Terbatasnya Akses Pengetahuan: Membaca buku non-fiksi sering kali menjadi cara utama untuk memperluas wawasan. Jika akses ini terhambat, akan ada efek domino terhadap kualitas pendidikan dan kecerdasan bangsa.
Berubahnya Pola Konsumsi Budaya: Masyarakat akan lebih mengandalkan hiburan instan daripada pembelajaran mendalam yang ditawarkan oleh buku. Apalagi akhir-akhir ini, toko buku juga sudah banyak yang tutup Gerai. Seperti contoh, Gramedia. Tanda-tanda bisa dilihat dari seberapa seringnya mereka mengadakan flash sale.
Seruan untuk Pemangku Jabatan
Halo, para pemangku jabatan. Halo, Pak Menteri Kebudayaan. Halo, Pak Menteri Pendidikan. Apakah tidak ada niat memperjuangkan buku untuk bisa lebih murah? Membaca bukan hanya soal pendidikan formal, tetapi juga bagian dari kebudayaan dan hiburan yang sehat. Jika negara lain bisa membebaskan pajak buku, kenapa kita tidak bisa?
Mungkin ini saatnya untuk memikirkan kebijakan yang lebih pro-buku. Misalnya:
Penghapusan Pajak Buku Bacaan: Buku bacaan umum, termasuk novel dan buku non-fiksi, seharusnya mendapatkan pengecualian pajak seperti buku pendidikan dan agama.
Subsidi Penerbitan Buku: Memberikan dukungan kepada penerbit untuk menjaga harga buku tetap terjangkau.
Kampanye Nasional Literasi: Menggerakkan masyarakat untuk kembali membaca, didukung oleh kebijakan yang membuat buku lebih mudah diakses.
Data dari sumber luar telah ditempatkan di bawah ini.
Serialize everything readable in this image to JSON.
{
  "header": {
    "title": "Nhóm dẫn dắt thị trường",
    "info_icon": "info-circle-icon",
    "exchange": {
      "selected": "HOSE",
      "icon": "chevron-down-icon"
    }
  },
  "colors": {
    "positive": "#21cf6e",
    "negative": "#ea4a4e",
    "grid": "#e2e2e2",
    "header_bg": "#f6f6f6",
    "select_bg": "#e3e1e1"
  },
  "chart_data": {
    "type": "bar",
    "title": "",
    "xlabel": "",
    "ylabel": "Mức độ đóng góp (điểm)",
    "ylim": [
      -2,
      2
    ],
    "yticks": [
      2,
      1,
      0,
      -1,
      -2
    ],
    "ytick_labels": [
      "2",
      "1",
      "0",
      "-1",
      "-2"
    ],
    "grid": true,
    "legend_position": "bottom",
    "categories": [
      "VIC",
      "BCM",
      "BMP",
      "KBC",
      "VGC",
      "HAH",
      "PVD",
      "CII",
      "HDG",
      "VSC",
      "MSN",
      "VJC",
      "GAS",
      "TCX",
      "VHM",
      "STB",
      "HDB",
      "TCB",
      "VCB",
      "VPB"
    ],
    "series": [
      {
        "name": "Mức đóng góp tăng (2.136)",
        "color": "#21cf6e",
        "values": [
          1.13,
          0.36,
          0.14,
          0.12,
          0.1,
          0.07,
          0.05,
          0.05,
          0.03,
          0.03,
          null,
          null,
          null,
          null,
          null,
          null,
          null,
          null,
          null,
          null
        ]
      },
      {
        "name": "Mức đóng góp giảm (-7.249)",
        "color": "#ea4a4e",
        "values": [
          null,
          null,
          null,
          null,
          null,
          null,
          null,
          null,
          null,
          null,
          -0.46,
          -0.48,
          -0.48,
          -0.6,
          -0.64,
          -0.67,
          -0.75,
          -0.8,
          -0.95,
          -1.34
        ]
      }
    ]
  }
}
Membaca bukanlah kemewahan, tetapi kebutuhan. Jika buku semakin mahal, kita tidak hanya kehilangan pembaca, tetapi juga kehilangan masa depan yang lebih cerdas dan penuh wawasan. Jangan sampai kita menjadi bangsa yang lebih akrab dengan drama streaming daripada isi buku. Mari dukung literasi untuk generasi yang lebih baik.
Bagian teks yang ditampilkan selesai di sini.